To conclude, this is my point of view only and  I must add that not all (though most) artists agree with the view that paper is the single most important component,  some choose brushes and others, artists quality paint. However this is the opinion which I have formed from seeing what happens when not only I, but also my students use cartridge paper, and other cheap papers which are not fit for purpose (one reason I don't tend to buy sketch books for painting and make my own (generally using full imperial sheets of Bockingford), watercolour painting can be enough of a struggle without having to fight the paper too!!

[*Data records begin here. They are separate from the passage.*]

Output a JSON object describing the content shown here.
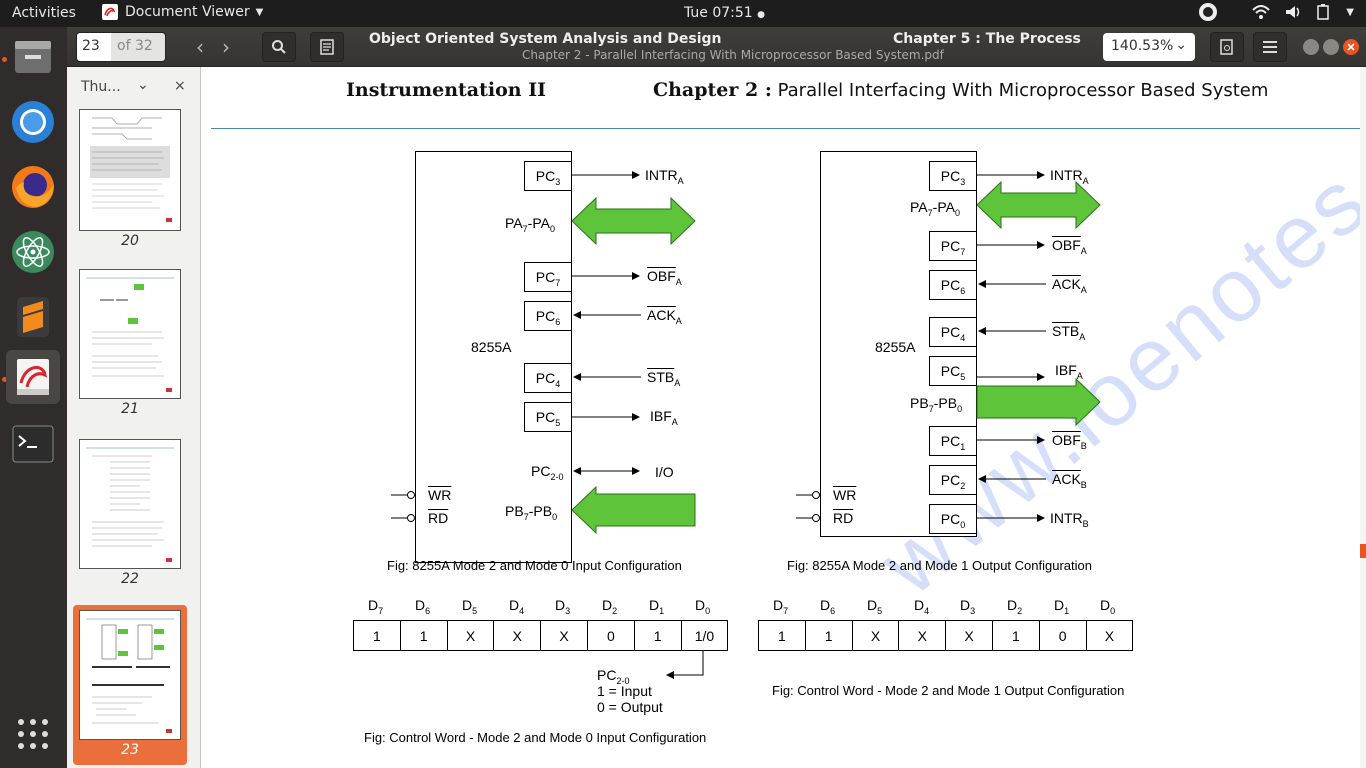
{
  "topbar": {
    "activities": "Activities",
    "app_name": "Document Viewer",
    "clock": "Tue 07:51"
  },
  "header": {
    "page_current": "23",
    "page_of": "of 32",
    "title_left": "Object Oriented System Analysis and Design",
    "title_right": "Chapter 5 : The  Process",
    "subtitle": "Chapter 2 - Parallel Interfacing With Microprocessor Based System.pdf",
    "zoom": "140.53%"
  },
  "sidebar": {
    "mode": "Thu...",
    "pages": [
      {
        "label": "20",
        "selected": false
      },
      {
        "label": "21",
        "selected": false
      },
      {
        "label": "22",
        "selected": false
      },
      {
        "label": "23",
        "selected": true
      }
    ]
  },
  "document": {
    "header_left": "Instrumentation II",
    "header_right_bold": "Chapter 2 :",
    "header_right_text": " Parallel Interfacing With Microprocessor Based System",
    "chip_name": "8255A",
    "fig1": {
      "caption": "Fig: 8255A Mode 2 and Mode 0 Input Configuration",
      "pins": [
        {
          "pin": "PC",
          "sub": "3",
          "signal": "INTR",
          "signal_sub": "A",
          "bar": false
        },
        {
          "pin": "PC",
          "sub": "7",
          "signal": "OBF",
          "signal_sub": "A",
          "bar": true
        },
        {
          "pin": "PC",
          "sub": "6",
          "signal": "ACK",
          "signal_sub": "A",
          "bar": true
        },
        {
          "pin": "PC",
          "sub": "4",
          "signal": "STB",
          "signal_sub": "A",
          "bar": true
        },
        {
          "pin": "PC",
          "sub": "5",
          "signal": "IBF",
          "signal_sub": "A",
          "bar": false
        }
      ],
      "pa_label": "PA",
      "pa_sub_hi": "7",
      "pa_sub_lo": "0",
      "pc20": "PC",
      "pc20_sub": "2-0",
      "io": "I/O",
      "pb_label": "PB",
      "pb_sub_hi": "7",
      "pb_sub_lo": "0",
      "bus_width": "8",
      "wr": "WR",
      "rd": "RD"
    },
    "fig2": {
      "caption": "Fig: 8255A Mode 2 and Mode 1 Output Configuration",
      "pins": [
        {
          "pin": "PC",
          "sub": "3",
          "signal": "INTR",
          "signal_sub": "A",
          "bar": false
        },
        {
          "pin": "PC",
          "sub": "7",
          "signal": "OBF",
          "signal_sub": "A",
          "bar": true
        },
        {
          "pin": "PC",
          "sub": "6",
          "signal": "ACK",
          "signal_sub": "A",
          "bar": true
        },
        {
          "pin": "PC",
          "sub": "4",
          "signal": "STB",
          "signal_sub": "A",
          "bar": true
        },
        {
          "pin": "PC",
          "sub": "5",
          "signal": "IBF",
          "signal_sub": "A",
          "bar": false
        },
        {
          "pin": "PC",
          "sub": "1",
          "signal": "OBF",
          "signal_sub": "B",
          "bar": true
        },
        {
          "pin": "PC",
          "sub": "2",
          "signal": "ACK",
          "signal_sub": "B",
          "bar": true
        },
        {
          "pin": "PC",
          "sub": "0",
          "signal": "INTR",
          "signal_sub": "B",
          "bar": false
        }
      ],
      "pa_label": "PA",
      "pb_label": "PB",
      "bus_width": "8",
      "wr": "WR",
      "rd": "RD"
    },
    "cw1": {
      "headers": [
        "D7",
        "D6",
        "D5",
        "D4",
        "D3",
        "D2",
        "D1",
        "D0"
      ],
      "values": [
        "1",
        "1",
        "X",
        "X",
        "X",
        "0",
        "1",
        "1/0"
      ],
      "note_pc": "PC",
      "note_pc_sub": "2-0",
      "note_line1": "1 = Input",
      "note_line2": "0 = Output",
      "caption": "Fig: Control Word - Mode 2 and Mode 0 Input Configuration"
    },
    "cw2": {
      "headers": [
        "D7",
        "D6",
        "D5",
        "D4",
        "D3",
        "D2",
        "D1",
        "D0"
      ],
      "values": [
        "1",
        "1",
        "X",
        "X",
        "X",
        "1",
        "0",
        "X"
      ],
      "caption": "Fig: Control Word - Mode 2 and Mode 1 Output Configuration"
    },
    "watermark": "www.ioenotes.edu.np"
  },
  "colors": {
    "bus_arrow": "#5ec43a",
    "accent": "#e95420",
    "rule": "#4a86a8"
  }
}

Some places sell trial packs usually quarter imperial size with a selection of papers with different textures and makes for you to try. These are a really good idea as you can then decide which suits you best. Some manufacturers will also send out free trial packs with a selection of their own brand (St Cuthbert's Mill will do this).  Admittedly the paper size is only small but again it will give you an idea of what to buy.